Let us start with Stephen Hawking:
http://amiquote.tumblr.com/post/2318471636/stephen-hawking-on-free-will-do-people-have-free
Stephen Hawking on free will
“Do people have free will? If we have free will, where in the evolutionary tree did it develop? Do blue-green algae or bacteria have free will, or is their behavior automatic and within the realm of scientific law? Is it only multicelled organisms that have free will, or only mammals? We might think that a chimpanzee is exercising free will when it chooses to chomp on a banana, or a cat when it rips up your sofa, but what about the roundworm called Caenorhabditis elegans—a simple creature made of only 959 cells? It probably never thinks, “That was damn tasty bacteria I got to dine on back there,” yet it too has a definite preference in food and will either settle for an unattractive meal or go foraging for something better, depending on recent experience. Is that the exercise of free will?

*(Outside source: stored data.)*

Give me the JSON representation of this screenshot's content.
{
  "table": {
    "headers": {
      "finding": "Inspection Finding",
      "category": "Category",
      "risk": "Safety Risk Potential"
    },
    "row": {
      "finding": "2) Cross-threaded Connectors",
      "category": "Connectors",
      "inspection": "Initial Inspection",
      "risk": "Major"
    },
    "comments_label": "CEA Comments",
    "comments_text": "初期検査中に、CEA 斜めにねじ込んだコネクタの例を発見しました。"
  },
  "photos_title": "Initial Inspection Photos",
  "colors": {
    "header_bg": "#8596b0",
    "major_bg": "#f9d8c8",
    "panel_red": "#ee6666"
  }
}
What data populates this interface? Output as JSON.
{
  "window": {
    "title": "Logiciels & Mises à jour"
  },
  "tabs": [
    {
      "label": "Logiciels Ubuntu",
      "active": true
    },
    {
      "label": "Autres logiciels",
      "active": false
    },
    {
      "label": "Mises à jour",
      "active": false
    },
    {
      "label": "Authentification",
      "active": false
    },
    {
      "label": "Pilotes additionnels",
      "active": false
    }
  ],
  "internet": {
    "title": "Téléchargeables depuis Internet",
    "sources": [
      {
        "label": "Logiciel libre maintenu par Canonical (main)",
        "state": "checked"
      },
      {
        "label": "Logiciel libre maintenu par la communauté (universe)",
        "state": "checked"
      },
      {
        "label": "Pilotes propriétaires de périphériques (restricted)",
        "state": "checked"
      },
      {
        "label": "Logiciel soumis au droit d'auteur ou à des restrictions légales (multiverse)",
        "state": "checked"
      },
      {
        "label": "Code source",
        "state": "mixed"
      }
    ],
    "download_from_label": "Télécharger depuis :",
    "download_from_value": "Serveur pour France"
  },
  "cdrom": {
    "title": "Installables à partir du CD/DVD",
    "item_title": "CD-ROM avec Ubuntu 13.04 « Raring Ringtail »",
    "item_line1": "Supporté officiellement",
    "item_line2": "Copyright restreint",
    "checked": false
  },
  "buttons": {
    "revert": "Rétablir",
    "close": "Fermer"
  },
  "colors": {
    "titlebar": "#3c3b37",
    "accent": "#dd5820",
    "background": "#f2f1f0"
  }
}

Though we feel that we can choose what we do, our understanding of the molecular basis of biology shows that biological processes are governed by the laws of physics and chemistry and therefore are as determined as the orbits of the planets. Recent experiments in neuroscience support the view that it is our physical brain, following the known laws of science, that determines our actions, and not some agency that exists outside those laws. For example, a study of patients undergoing awake brain surgery found that by electrically stimulating the appropriate regions of the brain, one could create in the patient the desire to move the hand, arm, or foot, or to move the lips and talk. It is hard to imagine how free will can operate if our behavior is determined by physical law, so it seems that we are no more than biological machines and that free will is just an illusion.”
— Stephen Hawking and Leonard Mlodinow, The Grand Design, Bantam Books, New York, 2010, p. 32.
Richard Feynman
Richard Feynman won a Nobel Prize for his work on quantum electrodynamics (QED) but he also developed simple yet insightful explanations of quantum mechanics.

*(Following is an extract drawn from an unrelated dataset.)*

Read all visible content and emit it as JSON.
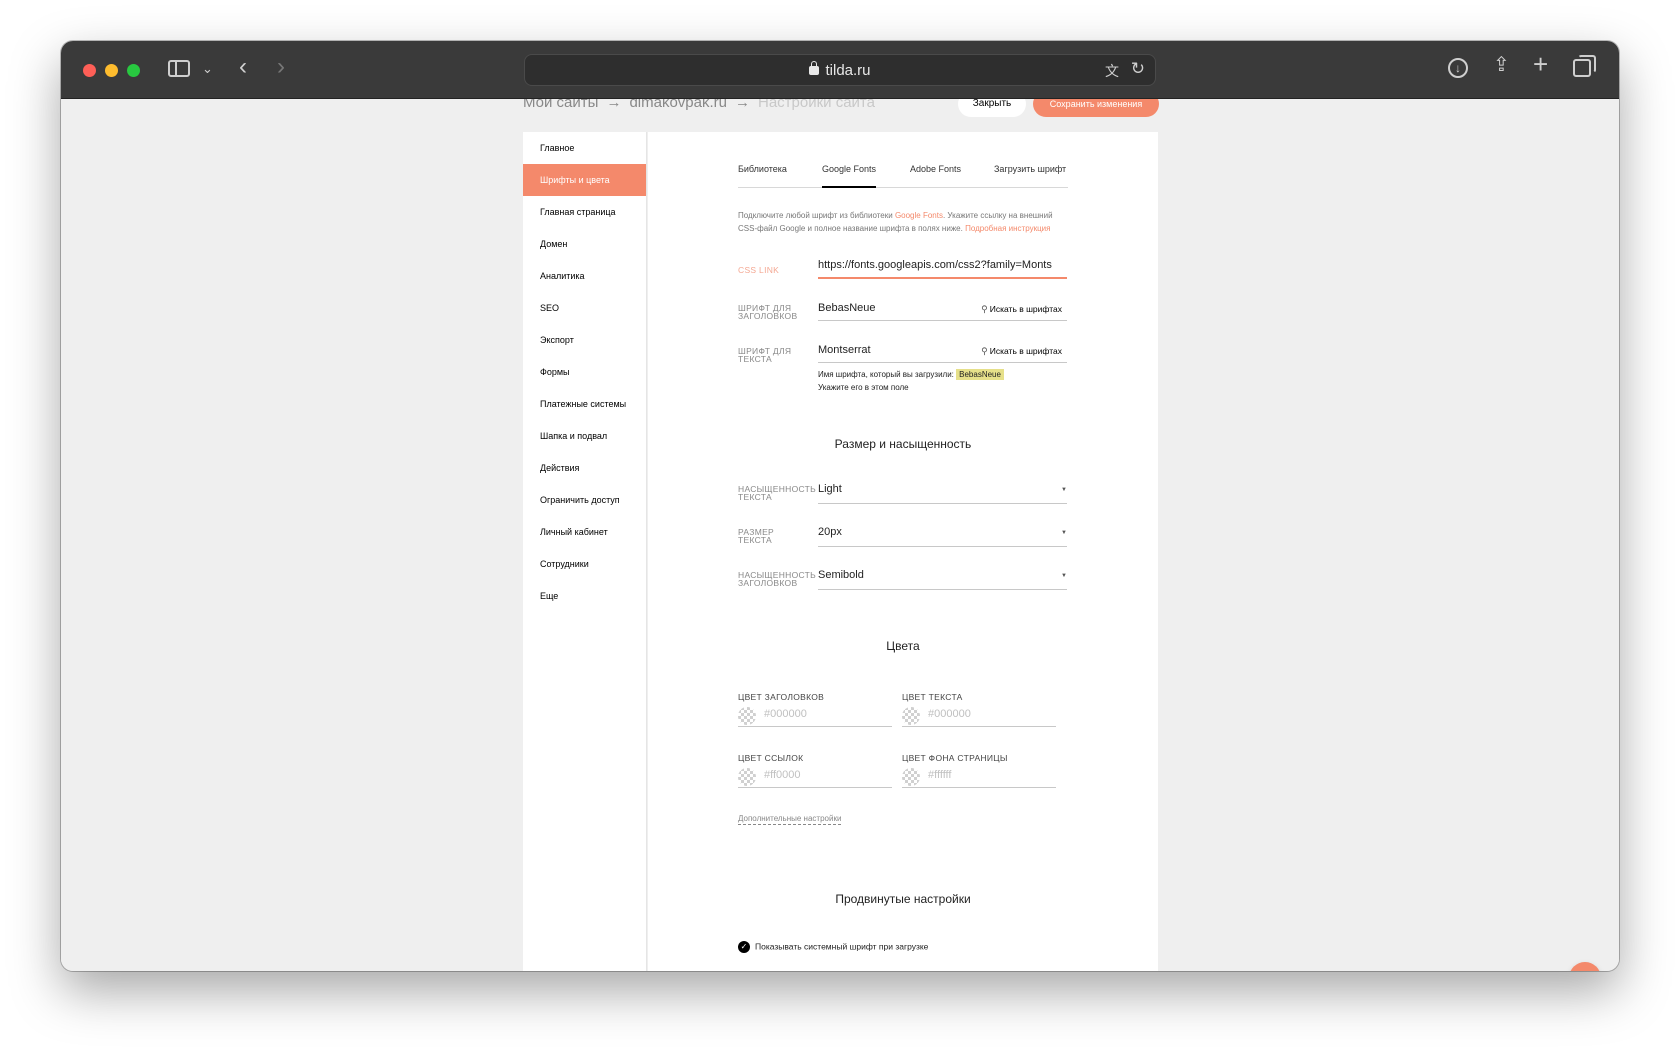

In his famous Lectures on Physics, some of the more accessible material re-published as Six Easy Pieces, Feynman argued that the most important scientific knowledge - from physics to biology - is the simple fact that all things are made of atoms.

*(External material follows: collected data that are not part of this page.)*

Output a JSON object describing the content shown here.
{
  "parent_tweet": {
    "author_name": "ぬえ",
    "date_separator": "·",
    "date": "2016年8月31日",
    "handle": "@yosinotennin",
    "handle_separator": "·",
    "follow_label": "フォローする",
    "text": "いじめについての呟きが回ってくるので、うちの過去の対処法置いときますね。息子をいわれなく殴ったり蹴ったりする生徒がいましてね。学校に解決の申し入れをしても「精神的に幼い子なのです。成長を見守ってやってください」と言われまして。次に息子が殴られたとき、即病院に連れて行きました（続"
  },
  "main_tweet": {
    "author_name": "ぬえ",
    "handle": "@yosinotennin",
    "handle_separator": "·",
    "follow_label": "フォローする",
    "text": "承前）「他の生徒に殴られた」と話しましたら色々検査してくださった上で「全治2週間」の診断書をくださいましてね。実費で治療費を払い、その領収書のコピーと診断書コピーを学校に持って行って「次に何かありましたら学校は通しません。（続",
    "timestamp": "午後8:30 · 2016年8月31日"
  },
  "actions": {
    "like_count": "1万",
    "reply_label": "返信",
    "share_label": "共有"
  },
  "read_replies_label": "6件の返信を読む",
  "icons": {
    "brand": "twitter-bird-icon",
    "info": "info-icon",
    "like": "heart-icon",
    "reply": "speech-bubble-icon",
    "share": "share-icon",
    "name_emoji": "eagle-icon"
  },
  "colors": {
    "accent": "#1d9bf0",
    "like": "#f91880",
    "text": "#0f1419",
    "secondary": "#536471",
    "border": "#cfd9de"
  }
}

If, in some cataclysm, all of scientific knowledge were to be destroyed, and only one sentence passed on to the next generations of creatures, what statement would contain the most information in the fewest words? I believe it is the atomic hypothesis (or the atomic fact, or whatever you wish to call it) that all things are made of atoms—little particles that move around in perpetual motion, attracting each other when they are a little distance apart, but repelling upon being squeezed into one another. In that one sentence, you will see, there is an enormous amount of information about the world, if just a little imagination and thinking are applied…
(Six Easy Pieces, p.4)
Everything is made of atoms. That is the key hypothesis. The most important hypothesis in all of biology, for example, is that everything that animals do, atoms do. In other words, there is nothing that living things do that cannot be understood from the point of view that they are made of atoms acting according to the laws of physics. This was not known from the beginning: it took some experimenting and theorizing to suggest this hypothesis, but now it is accepted, and it is the most useful theory for producing new ideas in the field of biology.
(Six Easy Pieces,p.20)
In return I would ask for a single quote from any reputable scientist that fits Free Will into the causative chain of events in a manner similar to or in addition to physical information transfer within the brain. I know of no such claim! The most that scientists allow themselves is a compatibilist position.